Helm is excellent - this is the killer app of k8s. You might've noticed from my list above, the three bullets I listed correspond to three Helm charts - load balancer, service mesh, monitoring. Instead of installing these with some UI or running console commands you can do the configuration with code. You can also use charts to deploy different versions of your applications for different customers.
SSHing into any of your pods is easy. The kubernetes control plane gives you a lot of information. Its nice being able to debug your infrastructure issues in one place.
The biggest drawback is their aggressive release and deprecation schedule. This isn't like Windows where you can rely on all your old programs working - k8s releases often involve major breakages. I've done most of my Kubernetes learning while reading the Breaking Changes section and during subsequent inspections of my cluster. EKS is pretty generous on long term support, but they charge generously for their generosity.

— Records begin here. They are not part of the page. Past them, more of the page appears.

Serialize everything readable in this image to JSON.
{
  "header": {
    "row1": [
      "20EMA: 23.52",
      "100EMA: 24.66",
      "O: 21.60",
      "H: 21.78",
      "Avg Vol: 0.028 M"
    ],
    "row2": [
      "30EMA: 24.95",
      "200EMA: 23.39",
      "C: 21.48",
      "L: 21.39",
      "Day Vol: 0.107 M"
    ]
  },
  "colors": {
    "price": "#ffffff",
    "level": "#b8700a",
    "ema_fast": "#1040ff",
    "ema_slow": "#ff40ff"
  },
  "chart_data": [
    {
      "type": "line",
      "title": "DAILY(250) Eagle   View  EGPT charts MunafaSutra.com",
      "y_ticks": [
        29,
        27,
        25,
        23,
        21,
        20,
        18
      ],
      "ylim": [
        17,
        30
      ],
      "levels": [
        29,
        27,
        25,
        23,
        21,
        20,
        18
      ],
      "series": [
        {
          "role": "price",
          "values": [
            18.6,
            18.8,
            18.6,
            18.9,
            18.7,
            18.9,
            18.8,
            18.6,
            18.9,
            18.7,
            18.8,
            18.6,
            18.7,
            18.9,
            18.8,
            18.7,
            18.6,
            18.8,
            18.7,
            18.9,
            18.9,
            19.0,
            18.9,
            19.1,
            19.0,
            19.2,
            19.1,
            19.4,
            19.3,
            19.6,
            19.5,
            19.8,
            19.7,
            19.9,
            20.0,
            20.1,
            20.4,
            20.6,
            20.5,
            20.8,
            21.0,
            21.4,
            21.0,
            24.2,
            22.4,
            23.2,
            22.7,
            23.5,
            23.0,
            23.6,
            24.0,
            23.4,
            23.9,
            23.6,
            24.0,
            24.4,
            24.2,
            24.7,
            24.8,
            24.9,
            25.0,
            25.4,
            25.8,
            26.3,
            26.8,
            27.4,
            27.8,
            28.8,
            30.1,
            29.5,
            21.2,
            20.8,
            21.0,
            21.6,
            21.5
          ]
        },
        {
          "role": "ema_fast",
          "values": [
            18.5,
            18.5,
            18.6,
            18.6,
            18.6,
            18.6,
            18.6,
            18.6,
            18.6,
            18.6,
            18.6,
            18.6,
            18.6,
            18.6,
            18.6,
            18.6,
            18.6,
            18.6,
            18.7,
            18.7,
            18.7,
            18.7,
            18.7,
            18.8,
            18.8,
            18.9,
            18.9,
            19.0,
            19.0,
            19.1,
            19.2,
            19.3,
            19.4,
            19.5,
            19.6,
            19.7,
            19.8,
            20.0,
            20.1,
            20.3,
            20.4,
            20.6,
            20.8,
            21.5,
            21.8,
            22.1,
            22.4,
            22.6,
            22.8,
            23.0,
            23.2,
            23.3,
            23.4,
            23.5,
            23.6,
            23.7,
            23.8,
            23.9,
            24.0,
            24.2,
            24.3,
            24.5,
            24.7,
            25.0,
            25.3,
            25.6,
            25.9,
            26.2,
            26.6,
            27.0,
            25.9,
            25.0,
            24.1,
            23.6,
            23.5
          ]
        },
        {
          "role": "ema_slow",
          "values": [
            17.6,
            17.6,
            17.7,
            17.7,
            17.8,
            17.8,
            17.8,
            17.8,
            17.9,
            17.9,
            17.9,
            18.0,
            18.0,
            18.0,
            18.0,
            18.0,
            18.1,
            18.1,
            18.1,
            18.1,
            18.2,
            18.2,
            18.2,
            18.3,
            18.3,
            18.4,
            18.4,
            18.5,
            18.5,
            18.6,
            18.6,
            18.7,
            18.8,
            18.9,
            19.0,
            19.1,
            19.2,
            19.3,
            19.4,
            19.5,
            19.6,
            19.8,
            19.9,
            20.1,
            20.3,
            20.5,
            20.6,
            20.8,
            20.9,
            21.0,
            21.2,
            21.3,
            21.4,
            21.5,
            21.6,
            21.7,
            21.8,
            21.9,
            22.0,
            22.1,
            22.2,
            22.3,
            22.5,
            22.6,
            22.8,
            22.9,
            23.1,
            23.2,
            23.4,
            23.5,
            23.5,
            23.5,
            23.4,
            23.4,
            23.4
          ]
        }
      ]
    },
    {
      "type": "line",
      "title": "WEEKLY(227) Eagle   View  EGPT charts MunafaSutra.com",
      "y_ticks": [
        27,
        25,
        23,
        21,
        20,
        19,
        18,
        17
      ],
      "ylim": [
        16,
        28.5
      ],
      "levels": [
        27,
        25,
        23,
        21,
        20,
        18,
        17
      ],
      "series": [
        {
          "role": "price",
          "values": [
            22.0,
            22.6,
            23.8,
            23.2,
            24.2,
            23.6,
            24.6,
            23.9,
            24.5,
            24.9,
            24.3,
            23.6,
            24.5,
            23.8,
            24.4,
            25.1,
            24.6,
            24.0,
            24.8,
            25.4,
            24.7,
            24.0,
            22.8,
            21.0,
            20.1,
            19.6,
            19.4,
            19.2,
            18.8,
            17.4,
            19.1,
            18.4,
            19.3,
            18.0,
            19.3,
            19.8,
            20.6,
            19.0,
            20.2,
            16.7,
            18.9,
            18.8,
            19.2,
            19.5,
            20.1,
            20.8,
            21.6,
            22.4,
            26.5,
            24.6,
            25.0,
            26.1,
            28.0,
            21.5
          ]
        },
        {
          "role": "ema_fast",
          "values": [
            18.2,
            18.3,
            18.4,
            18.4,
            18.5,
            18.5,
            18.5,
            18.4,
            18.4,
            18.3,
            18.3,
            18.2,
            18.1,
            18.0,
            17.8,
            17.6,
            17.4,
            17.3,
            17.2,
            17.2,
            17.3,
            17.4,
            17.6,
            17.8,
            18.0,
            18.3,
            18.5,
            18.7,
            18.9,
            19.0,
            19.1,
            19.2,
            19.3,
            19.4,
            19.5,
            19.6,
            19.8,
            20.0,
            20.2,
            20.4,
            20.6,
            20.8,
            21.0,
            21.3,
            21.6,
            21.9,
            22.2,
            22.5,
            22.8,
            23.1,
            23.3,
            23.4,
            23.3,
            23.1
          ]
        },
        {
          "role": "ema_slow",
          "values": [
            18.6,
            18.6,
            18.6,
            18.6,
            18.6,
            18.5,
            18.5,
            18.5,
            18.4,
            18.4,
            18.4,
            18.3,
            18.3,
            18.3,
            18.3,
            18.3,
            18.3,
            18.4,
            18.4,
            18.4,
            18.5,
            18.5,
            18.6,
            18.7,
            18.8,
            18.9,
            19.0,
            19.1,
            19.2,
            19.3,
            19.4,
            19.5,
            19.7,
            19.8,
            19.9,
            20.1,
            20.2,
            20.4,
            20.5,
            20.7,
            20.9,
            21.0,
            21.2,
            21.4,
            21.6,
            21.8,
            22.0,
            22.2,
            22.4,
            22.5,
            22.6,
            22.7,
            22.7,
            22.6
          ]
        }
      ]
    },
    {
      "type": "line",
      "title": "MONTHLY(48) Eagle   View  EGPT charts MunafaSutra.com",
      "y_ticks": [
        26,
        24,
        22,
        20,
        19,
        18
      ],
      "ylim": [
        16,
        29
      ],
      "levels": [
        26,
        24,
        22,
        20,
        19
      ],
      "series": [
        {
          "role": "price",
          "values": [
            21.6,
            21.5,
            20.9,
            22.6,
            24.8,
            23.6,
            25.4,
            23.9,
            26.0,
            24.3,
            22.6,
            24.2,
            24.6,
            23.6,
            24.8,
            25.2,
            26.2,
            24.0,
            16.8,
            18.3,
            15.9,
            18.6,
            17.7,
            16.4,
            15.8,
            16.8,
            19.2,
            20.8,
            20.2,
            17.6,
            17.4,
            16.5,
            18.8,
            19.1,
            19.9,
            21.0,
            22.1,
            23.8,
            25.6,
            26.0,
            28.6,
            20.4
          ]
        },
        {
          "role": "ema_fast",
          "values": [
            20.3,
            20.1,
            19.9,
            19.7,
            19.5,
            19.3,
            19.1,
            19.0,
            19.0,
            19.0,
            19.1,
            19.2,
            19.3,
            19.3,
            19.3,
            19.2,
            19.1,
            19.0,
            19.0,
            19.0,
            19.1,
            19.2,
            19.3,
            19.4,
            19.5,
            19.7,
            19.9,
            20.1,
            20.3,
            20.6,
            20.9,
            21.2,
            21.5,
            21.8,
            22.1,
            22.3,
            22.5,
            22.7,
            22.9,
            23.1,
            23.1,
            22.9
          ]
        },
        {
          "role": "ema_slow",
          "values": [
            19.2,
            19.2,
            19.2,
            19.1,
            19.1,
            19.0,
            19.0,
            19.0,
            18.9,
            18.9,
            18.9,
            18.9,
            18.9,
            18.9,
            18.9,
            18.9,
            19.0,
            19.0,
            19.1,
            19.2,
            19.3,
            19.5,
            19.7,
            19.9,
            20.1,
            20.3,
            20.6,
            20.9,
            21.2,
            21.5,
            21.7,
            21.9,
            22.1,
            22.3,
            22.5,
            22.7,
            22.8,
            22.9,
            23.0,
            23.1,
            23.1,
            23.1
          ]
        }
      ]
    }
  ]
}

These breaking changes were often the first time I had to break through some Kubernetes abstraction - and those abstractions hide some truly incredible depths. For example, if you're using a service mesh with HTTPS then you're running a little certificate authority that issues new certificates to new pods. You probably won't need to know about this until your root cert expires! I also didn't learn about the add-on EKS installs on my nodes until the image I was using stopped releasing new versions.
This class of problems reminds me of dependency management with npm or pip. Occasionally some security update will trigger a cascade of version mismatches between packages so far down the stack you didn't know you even used them. And the only person facing this exact mismatch is you. k8s/helm is a bit like that, but for infra - so, a lot scarier.
I don't think kubernetes secret management story is great, though maybe secrets are always a pain.
Finally, it took a long time for the kubernetes CLI commands to stick in my brain. Maybe that's a me problem.
Looking back I think I'd make the Kubernetes trade-off again. Spending time upgrading the cluster every few months was the biggest unexpected drawback. In terms of availability and reliability it exceeded all expectations. I love having all of our infrastructure in code and adding new services is trivial. But we'll see how I feel after our next upgrade in November.